Que lui répondre ? Je prends la parole longuement, elle est silencieuse pendant ce temps, étonnée que mon flegme soit imprégné de toutes ces émotions. « Je t’ai écrit hier soir tandis que tu dormais dans les draps blancs. » et aussi « J’ai bu trop de vin. » Elle me mesure du regard, la mèche lui frôlant l’œil droit, son drôle de sourire fait ressortir son grain de beauté, elle porte la main à la nuque et de son accent rocailleux, elle dit « Tu souffles le chaud et le froid. Je lirai ce que tu m’offres. » Je n’ai pas fini « Parfois je n’ai pas voulu et le destin m’a envoyé valdinguer ici et là, parfois je n’ai pas voulu et ma volonté l’a emporté sur ma négligence. » Elle approche ses lèvres de mon oreille « Tu n’as pas la morsure des hommes de ton âge. » Nous restons silencieux.

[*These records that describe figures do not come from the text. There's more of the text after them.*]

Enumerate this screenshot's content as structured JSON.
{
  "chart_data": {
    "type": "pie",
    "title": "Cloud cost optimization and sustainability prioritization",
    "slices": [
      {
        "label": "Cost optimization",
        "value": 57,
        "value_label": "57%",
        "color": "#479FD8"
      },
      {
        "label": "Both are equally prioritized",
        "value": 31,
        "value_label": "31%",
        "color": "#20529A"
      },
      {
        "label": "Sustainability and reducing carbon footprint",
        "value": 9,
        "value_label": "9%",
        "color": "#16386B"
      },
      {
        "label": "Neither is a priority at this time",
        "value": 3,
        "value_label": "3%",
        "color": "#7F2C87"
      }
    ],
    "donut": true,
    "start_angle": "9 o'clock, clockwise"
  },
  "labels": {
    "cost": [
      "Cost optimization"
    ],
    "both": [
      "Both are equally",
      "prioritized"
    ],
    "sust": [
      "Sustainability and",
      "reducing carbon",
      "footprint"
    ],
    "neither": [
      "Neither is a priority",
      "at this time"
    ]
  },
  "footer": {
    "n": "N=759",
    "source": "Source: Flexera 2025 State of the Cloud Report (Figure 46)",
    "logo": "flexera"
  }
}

– Je te retrouverai ce soir, je dois parler à Emin, il est agité, il est inquiet, ses frayeurs le reprennent, il se sent suivi, il affirme avoir été repéré.

Je veux l’accompagner, mais elle se sauve. Je l’entendu crier une dernière fois. « Devant l’Indian Village d’Oderbergerstrasse. A 21 heures. » Il pleut et je pleure.